What’s more, when another wave of that plague came back to Italy in 1374, a woman who had been born in Sienna, Italy, during the first outbreak, likewise stayed to nurse the ill and bury the dead. She was, in the words of an earlier historian, Philip Schaff, “indefatigable by day and night,” performing the most distressing nursing chores to patients who were not just incurably ill but in pain and often abusive.
But in that regard, Caterina di Giacomo di Benincasa, or St. Catherine of Sienna (for whom a church in my own neighborhood is named) was simply following the example of countless believers before her. When a terrible plague passed through the Roman world in the third century, for instance, a bishop named Cyprian told his flock not simply to grieve for the victims (as they were now in heaven) but to redouble their efforts to care for the living, heedless of the danger. Later on, it was Christians who established the first hospitals in Europe as sanitary places providing care during numerous times of disease.
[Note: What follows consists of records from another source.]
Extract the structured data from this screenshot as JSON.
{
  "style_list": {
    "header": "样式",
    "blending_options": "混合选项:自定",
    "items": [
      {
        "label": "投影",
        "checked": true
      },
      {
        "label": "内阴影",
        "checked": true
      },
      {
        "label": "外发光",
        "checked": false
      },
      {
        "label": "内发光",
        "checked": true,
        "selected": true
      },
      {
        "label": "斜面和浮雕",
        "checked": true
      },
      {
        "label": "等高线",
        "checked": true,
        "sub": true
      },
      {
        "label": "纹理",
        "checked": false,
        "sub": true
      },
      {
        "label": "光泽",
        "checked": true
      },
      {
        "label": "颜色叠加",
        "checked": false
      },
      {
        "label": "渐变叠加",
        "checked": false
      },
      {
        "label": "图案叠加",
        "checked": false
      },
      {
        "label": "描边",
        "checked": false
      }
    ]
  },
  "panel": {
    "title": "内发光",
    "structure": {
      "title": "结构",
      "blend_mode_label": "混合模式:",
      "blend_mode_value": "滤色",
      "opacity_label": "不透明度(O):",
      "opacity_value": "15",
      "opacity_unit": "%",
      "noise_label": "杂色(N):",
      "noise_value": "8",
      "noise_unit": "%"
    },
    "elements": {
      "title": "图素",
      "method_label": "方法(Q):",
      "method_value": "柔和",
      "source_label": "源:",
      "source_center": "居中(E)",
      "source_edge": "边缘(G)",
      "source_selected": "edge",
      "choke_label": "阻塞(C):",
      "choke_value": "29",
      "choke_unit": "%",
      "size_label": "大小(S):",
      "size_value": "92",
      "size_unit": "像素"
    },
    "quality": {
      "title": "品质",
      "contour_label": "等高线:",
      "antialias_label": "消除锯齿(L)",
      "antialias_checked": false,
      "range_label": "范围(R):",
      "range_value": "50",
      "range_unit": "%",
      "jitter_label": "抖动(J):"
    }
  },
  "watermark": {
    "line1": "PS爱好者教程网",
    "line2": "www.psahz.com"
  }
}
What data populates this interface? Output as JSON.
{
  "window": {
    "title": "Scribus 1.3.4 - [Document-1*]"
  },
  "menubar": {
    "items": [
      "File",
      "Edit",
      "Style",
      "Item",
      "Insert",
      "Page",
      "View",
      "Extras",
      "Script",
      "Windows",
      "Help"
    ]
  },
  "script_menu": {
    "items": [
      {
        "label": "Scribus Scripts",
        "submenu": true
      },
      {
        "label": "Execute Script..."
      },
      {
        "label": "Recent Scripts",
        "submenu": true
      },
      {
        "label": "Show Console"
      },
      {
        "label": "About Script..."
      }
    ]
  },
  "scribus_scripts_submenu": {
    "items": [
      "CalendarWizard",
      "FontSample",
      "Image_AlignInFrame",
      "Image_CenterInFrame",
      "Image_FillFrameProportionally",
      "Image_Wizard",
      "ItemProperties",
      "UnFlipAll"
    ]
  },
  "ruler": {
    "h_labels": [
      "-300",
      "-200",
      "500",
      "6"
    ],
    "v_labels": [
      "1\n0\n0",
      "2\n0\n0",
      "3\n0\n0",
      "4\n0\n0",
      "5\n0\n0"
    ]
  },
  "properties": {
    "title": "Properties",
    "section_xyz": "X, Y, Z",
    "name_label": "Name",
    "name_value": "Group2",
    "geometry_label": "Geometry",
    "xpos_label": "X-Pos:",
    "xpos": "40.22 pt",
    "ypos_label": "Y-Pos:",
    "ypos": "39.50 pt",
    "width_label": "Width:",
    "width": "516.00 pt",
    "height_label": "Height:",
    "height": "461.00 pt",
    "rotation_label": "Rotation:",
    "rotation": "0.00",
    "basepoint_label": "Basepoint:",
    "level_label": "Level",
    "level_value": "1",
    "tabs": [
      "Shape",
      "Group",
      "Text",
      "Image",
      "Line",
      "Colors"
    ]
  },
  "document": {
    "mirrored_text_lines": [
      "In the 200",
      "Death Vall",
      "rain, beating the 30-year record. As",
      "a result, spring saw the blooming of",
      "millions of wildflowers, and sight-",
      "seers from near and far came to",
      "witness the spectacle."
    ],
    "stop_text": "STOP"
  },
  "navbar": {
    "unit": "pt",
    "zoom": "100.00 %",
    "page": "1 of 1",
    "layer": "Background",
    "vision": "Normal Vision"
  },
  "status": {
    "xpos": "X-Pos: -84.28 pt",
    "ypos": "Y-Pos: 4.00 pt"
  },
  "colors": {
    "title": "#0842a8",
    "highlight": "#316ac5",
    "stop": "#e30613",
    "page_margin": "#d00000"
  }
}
And as Christians did good not just to their own, but to all around them, it was not only noted by others (even if begrudgingly), but it’s estimated that the death rates in cities with Christian communities may have been cut in half of that of other places.
Fortunately, as challenging as it has been across the world, the current coronavirus has not risen to those dramatic mortality levels. But the call for followers of Jesus to continue to step into the breach remains the same, I think, by finding ways to give and serve, and by following quarantine guidelines meant to prevent the spread of the disease any further, including moving to livestream or on-line worship services only.
Or, in short, as has long been a part of our faith, this is not a time for the church to seek to save its own life, but to follow the Lord in giving our lives over to save others. Even if that means we give up “church” as we’ve all come to know it for a while.